De Wet op de Omzetbelasting bevat een bepaling die het in eigen beheer vervaardigen van goederen door een ondernemer die vrijgestelde prestaties levert aanmerkt als een levering. Het doel van deze bepaling, die bekend staat als de integratieheffing, is waarborgen dat gekochte goederen en zelf vervaardigde goederen die bestemd zijn voor vrijgestelde prestaties in fiscaal opzicht gelijk worden behandeld.

De integratieheffing is gebaseerd op een bepaling in de Europese BTW-richtlijnen. De bedoeling van deze richtlijnbepaling is het wegnemen van integratievoordelen voor de heffing van omzetbelasting.

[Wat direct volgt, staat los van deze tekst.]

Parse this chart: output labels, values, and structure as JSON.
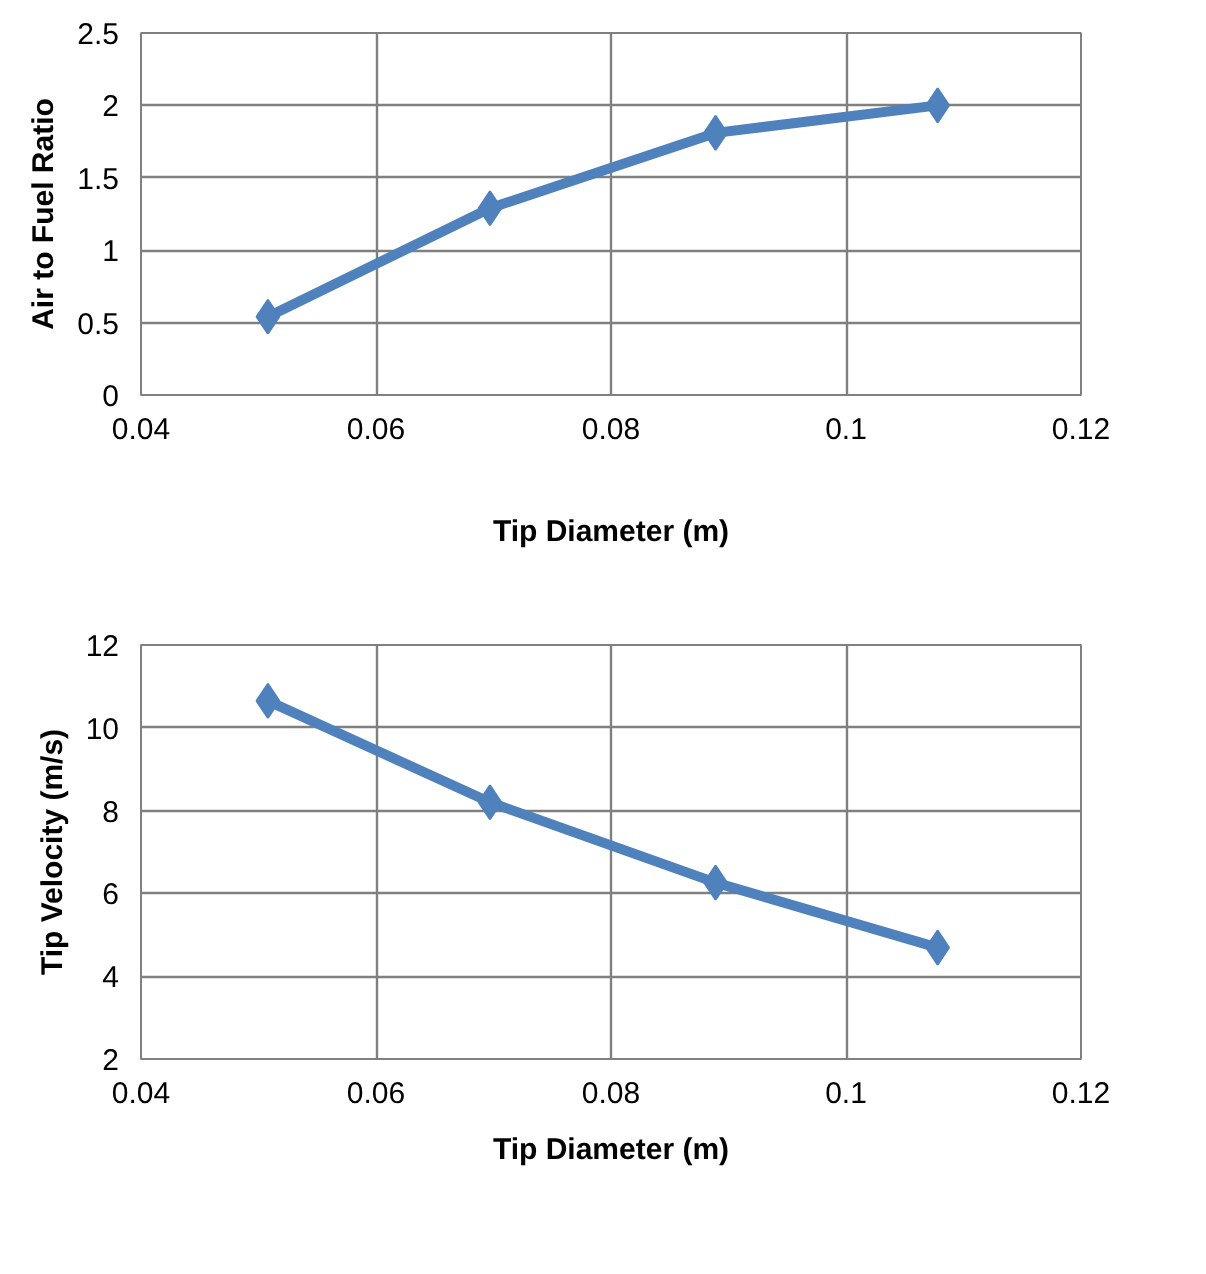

Het door een andere ondernemer laten vervaardigen van een goed onder het ter beschikking stellen van goederen is een levering voor de omzetbelasting. Deze situatie is niet gelijk aan de aanschaf van een gebruiksklaar goed in de zin van de integratieheffing. De aanschaf op deze wijze betreft een ander goed. De aftrekbaarheid van de berekende omzetbelasting volgt de normale regels.

Volgens de Nederlandse Wet is de integratieheffing ook van toepassing op in opdracht onder terbeschikkingstelling van stoffen vervaardigde goederen. Tot de ter beschikking gestelde stoffen behoort volgens de wettekst ook grond. Hof Den Haag is van oordeel dat de Nederlandse wetgever daarmee de grenzen van de integratieheffing volgens de EG-richtlijnen heeft overschreden.

De belastingdienst merkte de aanleg van een kunstgrasveld in een sportpark op de plaats waar voorheen een voetbalveld lag aan als een integratielevering. De exploitant had de voordruk op de aanlegkosten niet in aftrek gebracht. Er volgde een naheffingsaanslag over de waarde van de grond.

Naar het oordeel van het Hof was dit niet terecht. Alleen de omzetbelasting die ter zake van de levering in rekening was gebracht kwam niet voor aftrek in aanmerking omdat het kunstgrasveld onbelast werd verhuurd.